FREEDOM AND SAFETY

 

The move to customer-centric thinking has generally been wonderful. For almost two decades, companies have turned to their customers to help call the shots, employing empathetic research to generate shelves of new products and services based on deep consumer demands. Customer-centricity alone is a thoughtful, useful, and teachable practice, but also a painfully obvious way to do business and create new things.

Every new digital banking feature or chatbot offers another incremental step, but rarely a meaningful leap. There’s nothing wrong with consumer input (it’s critical), but I’d argue that companies have become a bit over-reliant on a cycle of research, design, and small wins, with few major breakthroughs. It has taken the pandemic, and the massive behavior shifts it is ushering in, to break the ask-the-customer addiction and redefine the consumer-centricity model.

Businesses should no longer rely on customers alone for idea generation. It’s time to roll up our sleeves, go down to the basement, and start tinkering. Pour something orange into something greyish and see if it fizzes or explodes.

When the pandemic started, Capgemini research found that 58% of consumers considered postponing planned high-value purchases of items such as cars, furniture, and electronics. While many have started buying again, routines have been uprooted, and it has become nearly impossible to predict what consumers will want and need next. Add on the fact that we now have a wave of incredible potential from new technologies, but consumers can’t tell us the best use cases for them.

This lack of clear direction from consumers has put the next decade of growth and market share up for grabs. Let’s stop trying to figure out what they want right now and instead create products and services that they can’t live without. This means a stronger connection between R&D and innovation teams. More investment in experimentation and use-case exploration, fewer dollars for fail-fast prototyping of the latest digital feature.

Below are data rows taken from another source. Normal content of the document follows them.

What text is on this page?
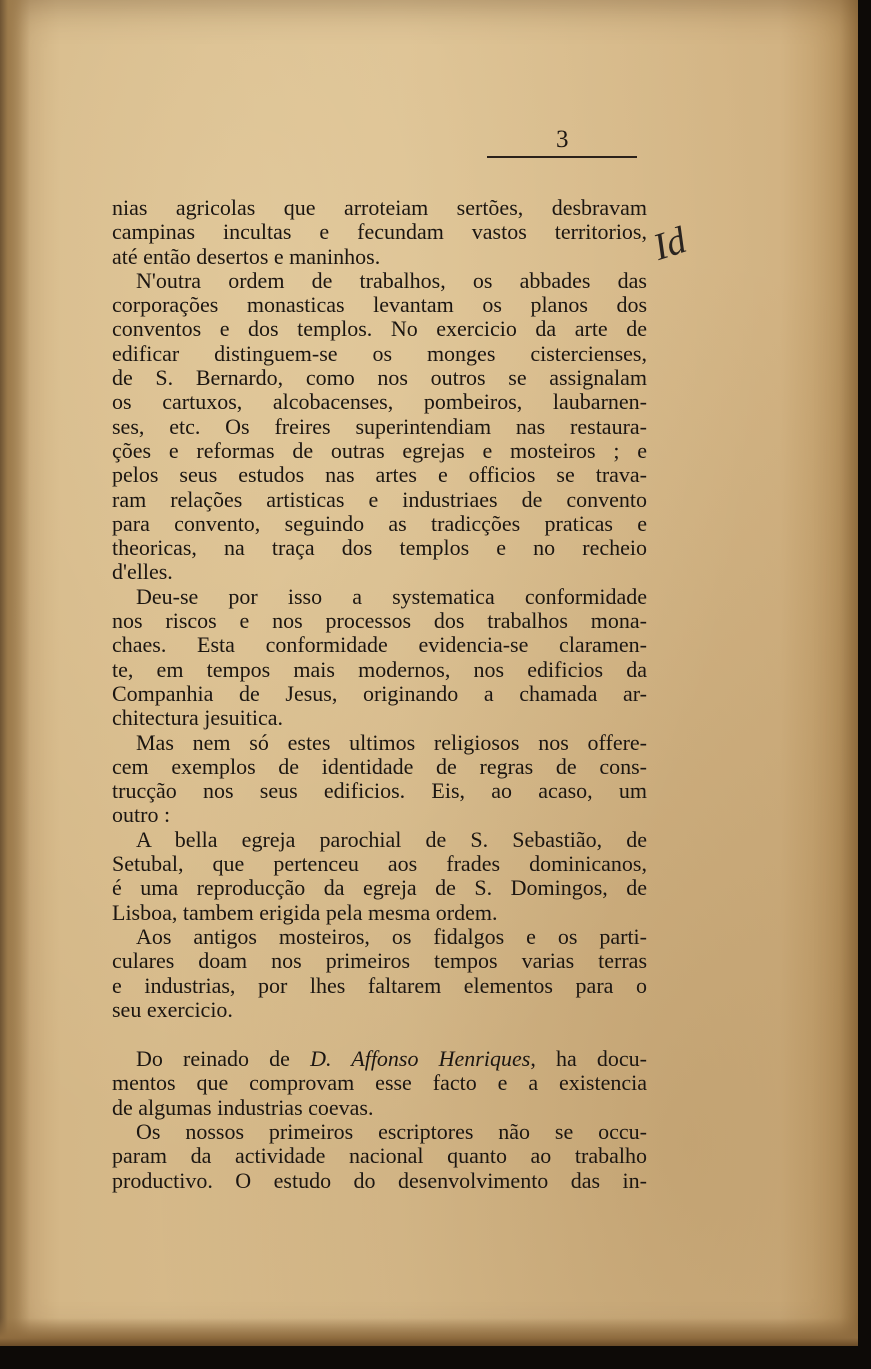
3
Id
nias agricolas que arroteiam sertões, desbravam
campinas incultas e fecundam vastos territorios,
até então desertos e maninhos.
N'outra ordem de trabalhos, os abbades das
corporações monasticas levantam os planos dos
conventos e dos templos. No exercicio da arte de
edificar distinguem-se os monges cistercienses,
de S. Bernardo, como nos outros se assignalam
os cartuxos, alcobacenses, pombeiros, laubarnen-
ses, etc. Os freires superintendiam nas restaura-
ções e reformas de outras egrejas e mosteiros ; e
pelos seus estudos nas artes e officios se trava-
ram relações artisticas e industriaes de convento
para convento, seguindo as tradicções praticas e
theoricas, na traça dos templos e no recheio
d'elles.
Deu-se por isso a systematica conformidade
nos riscos e nos processos dos trabalhos mona-
chaes. Esta conformidade evidencia-se claramen-
te, em tempos mais modernos, nos edificios da
Companhia de Jesus, originando a chamada ar-
chitectura jesuitica.
Mas nem só estes ultimos religiosos nos offere-
cem exemplos de identidade de regras de cons-
trucção nos seus edificios. Eis, ao acaso, um
outro :
A bella egreja parochial de S. Sebastião, de
Setubal, que pertenceu aos frades dominicanos,
é uma reproducção da egreja de S. Domingos, de
Lisboa, tambem erigida pela mesma ordem.
Aos antigos mosteiros, os fidalgos e os parti-
culares doam nos primeiros tempos varias terras
e industrias, por lhes faltarem elementos para o
seu exercicio.
Do reinado de D. Affonso Henriques, ha docu-
mentos que comprovam esse facto e a existencia
de algumas industrias coevas.
Os nossos primeiros escriptores não se occu-
param da actividade nacional quanto ao trabalho
productivo. O estudo do desenvolvimento das in-
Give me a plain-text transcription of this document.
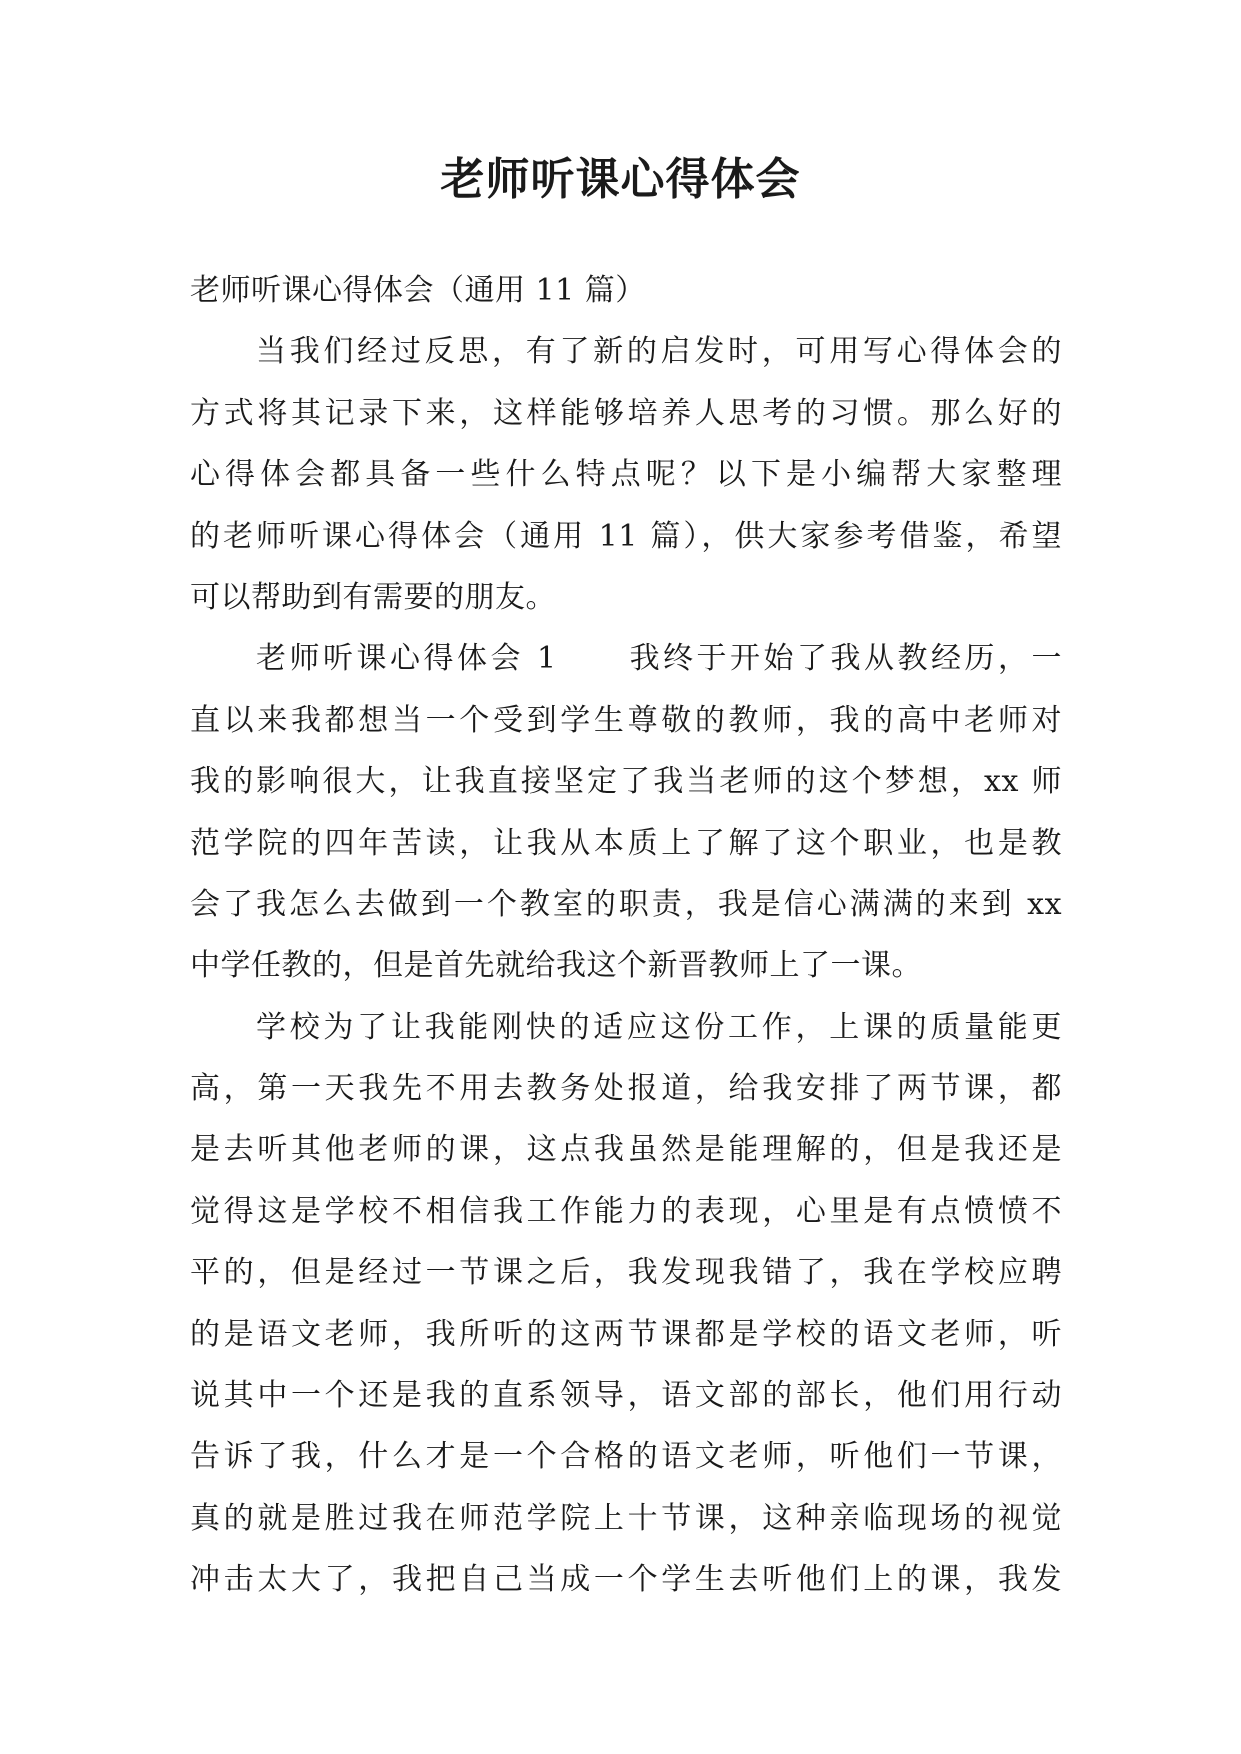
老师听课心得体会
老师听课心得体会（通用 11 篇）
当我们经过反思，有了新的启发时，可用写心得体会的
方式将其记录下来，这样能够培养人思考的习惯。那么好的
心得体会都具备一些什么特点呢？以下是小编帮大家整理
的老师听课心得体会（通用 11 篇），供大家参考借鉴，希望
可以帮助到有需要的朋友。
老师听课心得体会 1 我终于开始了我从教经历，一
直以来我都想当一个受到学生尊敬的教师，我的高中老师对
我的影响很大，让我直接坚定了我当老师的这个梦想，xx 师
范学院的四年苦读，让我从本质上了解了这个职业，也是教
会了我怎么去做到一个教室的职责，我是信心满满的来到 xx
中学任教的，但是首先就给我这个新晋教师上了一课。
学校为了让我能刚快的适应这份工作，上课的质量能更
高，第一天我先不用去教务处报道，给我安排了两节课，都
是去听其他老师的课，这点我虽然是能理解的，但是我还是
觉得这是学校不相信我工作能力的表现，心里是有点愤愤不
平的，但是经过一节课之后，我发现我错了，我在学校应聘
的是语文老师，我所听的这两节课都是学校的语文老师，听
说其中一个还是我的直系领导，语文部的部长，他们用行动
告诉了我，什么才是一个合格的语文老师，听他们一节课，
真的就是胜过我在师范学院上十节课，这种亲临现场的视觉
冲击太大了，我把自己当成一个学生去听他们上的课，我发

The next era must be driven by true creativity and managed risk-taking, which is often inspired by customer obsession but not defined by it. Expose your teams to new technology, new art, and new foods, and build a sustainable innovation capability to transform this inspiration into killer new ideas. Lengthen the timeline for impact by aiming for research beyond curbside pickup.

The post-pandemic era could be the next golden age for inventors. All new concepts are born out of necessity and pressure—and there has never been another time with as much pressure as we are experiencing right now. Here are ways companies in several industries can lead the charge on this new approach:

HEALTHCARE

Forty-six percent of consumers now say they are comfortable with the growing use of technology for managing their health, up from 38% pre-pandemic. Thirty percent even said they prefer to interact with a doctor via a voice or video call rather than going in-person for a first-time visit.

Let’s view this as the beginning of the tele-health story, not the fabled “new normal.” The winners here will be the ones that leverage this new channel openness to invent something completely different. Who will help consumers prioritize and triage their healthcare needs with technological channels? Are we ready for group physical therapy (and business models) with those with identical issues? Should employers carry less burden of employee health?

TRANSPORTATION 

Crowded airplanes and congested subways have consumers wary of returning to public transportation. Due to health and safety concerns, 46% say they’ll use public transportation less, and 40% say they’ll use ride-hailing services less.

We may have a new urgency for creative, personal mobility models, but let’s not stop thinking there. In between the current state and self-driving passenger vehicles, does the fact that we can permanently live with fewer trips mean we should instead crack a smarter approach to public transport?

HOSPITALITY 

Consumer safety has always been a priority for hotels and restaurants, but we now have an entirely new rule book. Hospitality innovation calls for new attractions for customers that will entertain and delight them, while also offering confidence in their safety. It’s a crucial piece to include, as 62% of consumers say they’ll start purchasing from brands that show higher levels of safety. What does it mean for a property to more seamlessly shift between normal and “distance” mode? What disinfectant technology can make this concern irrelevant?

Our customer obsession isn’t over—it’s just not enough to deliver the badly needed wave of change ahead. Let’s find ways to fund and fuel these leaps and enable our inventors and innovators to surprise us.